これが私のやり方ですわ!
夜の帳が夕闇を飲み込んで行く中、セレナーデが闇夜に溶けこんでゆく。バルコニーで夕闇を1人見つめているのはこの物語の悪役令嬢アメリだった。アメリはこの日、断罪される筈だった。だったのだ。しかし、断罪されたのは彼女ではなく、全ての黒幕だった。黒幕は彼女に罵詈雑言を浴びせる。そして、この後に及んで罪をアメリに押し付けようとしていた。

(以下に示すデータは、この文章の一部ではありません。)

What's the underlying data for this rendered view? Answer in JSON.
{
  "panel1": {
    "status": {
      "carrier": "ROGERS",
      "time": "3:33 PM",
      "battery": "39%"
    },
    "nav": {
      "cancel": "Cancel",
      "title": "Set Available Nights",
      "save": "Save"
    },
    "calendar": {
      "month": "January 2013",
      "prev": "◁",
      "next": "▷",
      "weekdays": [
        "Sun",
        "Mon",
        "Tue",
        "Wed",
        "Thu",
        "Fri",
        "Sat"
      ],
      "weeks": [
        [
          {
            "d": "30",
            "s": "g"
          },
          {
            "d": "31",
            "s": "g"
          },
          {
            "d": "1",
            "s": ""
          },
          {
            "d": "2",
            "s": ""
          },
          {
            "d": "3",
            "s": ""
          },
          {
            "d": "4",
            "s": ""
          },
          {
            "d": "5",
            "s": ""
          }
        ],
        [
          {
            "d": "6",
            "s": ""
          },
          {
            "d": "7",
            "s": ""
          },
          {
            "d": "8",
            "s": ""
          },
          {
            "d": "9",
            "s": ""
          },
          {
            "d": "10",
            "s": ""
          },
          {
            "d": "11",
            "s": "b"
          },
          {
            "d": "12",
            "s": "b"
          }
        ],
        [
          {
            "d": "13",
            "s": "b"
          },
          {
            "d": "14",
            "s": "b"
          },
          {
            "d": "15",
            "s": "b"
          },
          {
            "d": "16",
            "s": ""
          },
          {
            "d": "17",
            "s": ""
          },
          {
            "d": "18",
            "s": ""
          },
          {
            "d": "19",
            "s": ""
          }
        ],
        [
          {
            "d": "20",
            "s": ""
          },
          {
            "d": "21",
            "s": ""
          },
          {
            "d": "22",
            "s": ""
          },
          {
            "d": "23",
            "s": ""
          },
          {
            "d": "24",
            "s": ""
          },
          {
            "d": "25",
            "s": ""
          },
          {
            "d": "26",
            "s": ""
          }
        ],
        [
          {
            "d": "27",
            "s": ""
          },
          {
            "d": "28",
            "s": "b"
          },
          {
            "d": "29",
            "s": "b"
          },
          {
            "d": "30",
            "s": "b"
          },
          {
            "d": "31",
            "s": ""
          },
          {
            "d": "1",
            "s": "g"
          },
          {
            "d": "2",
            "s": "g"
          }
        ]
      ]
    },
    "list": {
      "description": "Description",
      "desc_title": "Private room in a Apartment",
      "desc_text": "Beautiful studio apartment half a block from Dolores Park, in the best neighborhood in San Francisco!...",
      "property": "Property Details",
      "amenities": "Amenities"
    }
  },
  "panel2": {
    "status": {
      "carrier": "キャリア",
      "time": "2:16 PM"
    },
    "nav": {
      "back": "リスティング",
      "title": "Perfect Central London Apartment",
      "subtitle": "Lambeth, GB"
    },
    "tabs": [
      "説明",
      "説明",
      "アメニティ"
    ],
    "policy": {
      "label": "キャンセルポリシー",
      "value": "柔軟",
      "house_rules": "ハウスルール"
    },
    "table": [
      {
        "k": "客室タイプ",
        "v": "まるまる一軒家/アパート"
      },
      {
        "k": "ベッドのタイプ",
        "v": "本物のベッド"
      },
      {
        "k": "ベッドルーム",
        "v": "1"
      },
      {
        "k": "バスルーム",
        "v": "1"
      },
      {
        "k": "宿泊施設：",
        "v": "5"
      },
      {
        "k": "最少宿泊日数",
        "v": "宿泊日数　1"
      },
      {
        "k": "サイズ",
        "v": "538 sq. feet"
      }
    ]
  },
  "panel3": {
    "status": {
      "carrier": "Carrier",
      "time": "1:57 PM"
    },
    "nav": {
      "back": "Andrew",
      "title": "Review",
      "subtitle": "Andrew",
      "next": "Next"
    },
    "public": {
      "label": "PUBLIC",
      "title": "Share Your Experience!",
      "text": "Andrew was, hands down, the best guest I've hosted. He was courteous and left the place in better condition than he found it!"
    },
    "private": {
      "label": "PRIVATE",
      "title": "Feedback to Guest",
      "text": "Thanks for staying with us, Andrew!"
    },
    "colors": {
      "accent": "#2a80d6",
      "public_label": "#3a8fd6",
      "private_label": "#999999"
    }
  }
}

「全て、そう!全て!アメリ・カスティーヌ!貴方は私に全てを擦り付けて罪から逃れようというのですね!?」
などと宣う。彼女の友人達もそうだといい、彼女をかばった。アメリはこれまで悪行を重ねてきたのに、何故、この場で断罪されるのが自分なのかと金切り声で叫ぶ。周りの人々はこの様子を見て、アメリへ不信感を顕にした。アメリは少し諦めた。確かに今までの悪行を見直すと誰も味方になどなってくれるわけがない。それほど彼女の悪名は社交界に広がっていた。しかし、アメリは動じない。

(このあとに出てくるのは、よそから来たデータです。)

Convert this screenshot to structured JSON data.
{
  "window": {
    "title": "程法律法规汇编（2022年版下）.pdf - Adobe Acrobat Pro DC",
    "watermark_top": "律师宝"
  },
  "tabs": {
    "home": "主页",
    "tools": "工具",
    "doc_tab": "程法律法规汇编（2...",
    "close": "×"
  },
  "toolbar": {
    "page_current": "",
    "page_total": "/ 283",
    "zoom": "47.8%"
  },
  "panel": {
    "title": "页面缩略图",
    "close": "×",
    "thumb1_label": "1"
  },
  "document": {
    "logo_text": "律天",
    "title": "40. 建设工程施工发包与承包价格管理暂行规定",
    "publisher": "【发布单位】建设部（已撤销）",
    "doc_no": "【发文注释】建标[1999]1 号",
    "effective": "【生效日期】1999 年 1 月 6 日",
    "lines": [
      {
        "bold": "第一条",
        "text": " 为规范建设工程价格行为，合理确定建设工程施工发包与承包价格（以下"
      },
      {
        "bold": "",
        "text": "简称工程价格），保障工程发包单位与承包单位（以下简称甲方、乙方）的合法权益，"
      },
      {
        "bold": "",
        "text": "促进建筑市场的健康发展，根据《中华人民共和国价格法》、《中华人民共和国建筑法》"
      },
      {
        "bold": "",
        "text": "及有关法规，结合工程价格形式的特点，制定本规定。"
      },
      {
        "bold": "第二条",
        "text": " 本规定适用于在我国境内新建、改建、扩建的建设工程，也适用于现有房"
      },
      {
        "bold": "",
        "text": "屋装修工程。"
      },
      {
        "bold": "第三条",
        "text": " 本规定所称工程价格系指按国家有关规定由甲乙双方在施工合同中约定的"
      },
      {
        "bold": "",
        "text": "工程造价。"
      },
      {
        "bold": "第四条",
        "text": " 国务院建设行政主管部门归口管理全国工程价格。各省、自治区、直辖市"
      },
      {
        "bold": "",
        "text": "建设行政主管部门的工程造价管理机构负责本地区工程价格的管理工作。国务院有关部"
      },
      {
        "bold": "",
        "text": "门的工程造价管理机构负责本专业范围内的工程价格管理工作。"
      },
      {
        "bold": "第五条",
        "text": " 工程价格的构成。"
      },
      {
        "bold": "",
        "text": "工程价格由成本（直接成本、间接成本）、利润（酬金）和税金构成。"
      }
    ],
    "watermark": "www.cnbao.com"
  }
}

「私が悪事を働いたことは事実ですわ!ですが、貴方がこれまでおこなった事と私は無関係でしてよ!」
アメリは動じずにそう答えるが周囲の人々はアメリへ厳しい視線を向けた。
「アメリ・カスティーヌ様は学園で公爵家令嬢である事を縦にして平民出のクラリス嬢を酷く虐めたそうじゃないですか!その罪は大きいものだと思います!」
「アメリ様は自らの弟殿すら見下し、いじめていたとききましたわ!」
「アメリ様は聖女リーナ様を、冒涜し、恥ずかしめたそうですね!なんと恐ろしい…」
「魔女裁判の時なんてアメリ様が全ての黒幕だったでしょう?」
「双子事件時もアメリ様が関わっていらっしゃったそうじゃないですか!」
皆口々にアメリを蔑む。誰もが彼女を悪女と罵った。アメリは更に諦める。もう自分の言葉なんてこの場に置いては無意味なのだと。自分がしてきた事は変わらない。故に……。故に、1人の少女が前にでた。
「アメリ様は私をいじめてなどおりません!」
そして次々に前に証人が前にでる。
「アメリ様は聖女である私を助けてくださいました!」
「アメリは魔女裁判のおり、自らが魔女となる事で多くの人々を助けたことを皆様は知らないだけです!」
「双子事件の時だって、アメリ様は勇敢に犯人に立ち向かいました!」
アメリは自分が救った人々に救われる。アメリを助けるように証言者達は立ちはだかった。
「……皆様。」
そう、今までおこなった事はかわらない。アメリは自らの行い故に救われた。そして、皆が黒幕の悪事を口にし始めた。
「これで終わりよ!諦めなさい!」
アメリの宣言と共に王子が黒幕を問い詰める。
「違うのです。私はっ…」
「邪悪な魔女はアメリではなく君だったんだね!」
王子はおつきのものに黒幕を捕らえさせた。全て終わった。黒幕は死刑、もしくは国外追放されるだろう。アメリは安堵した。そして、誰もが彼女を賛美した。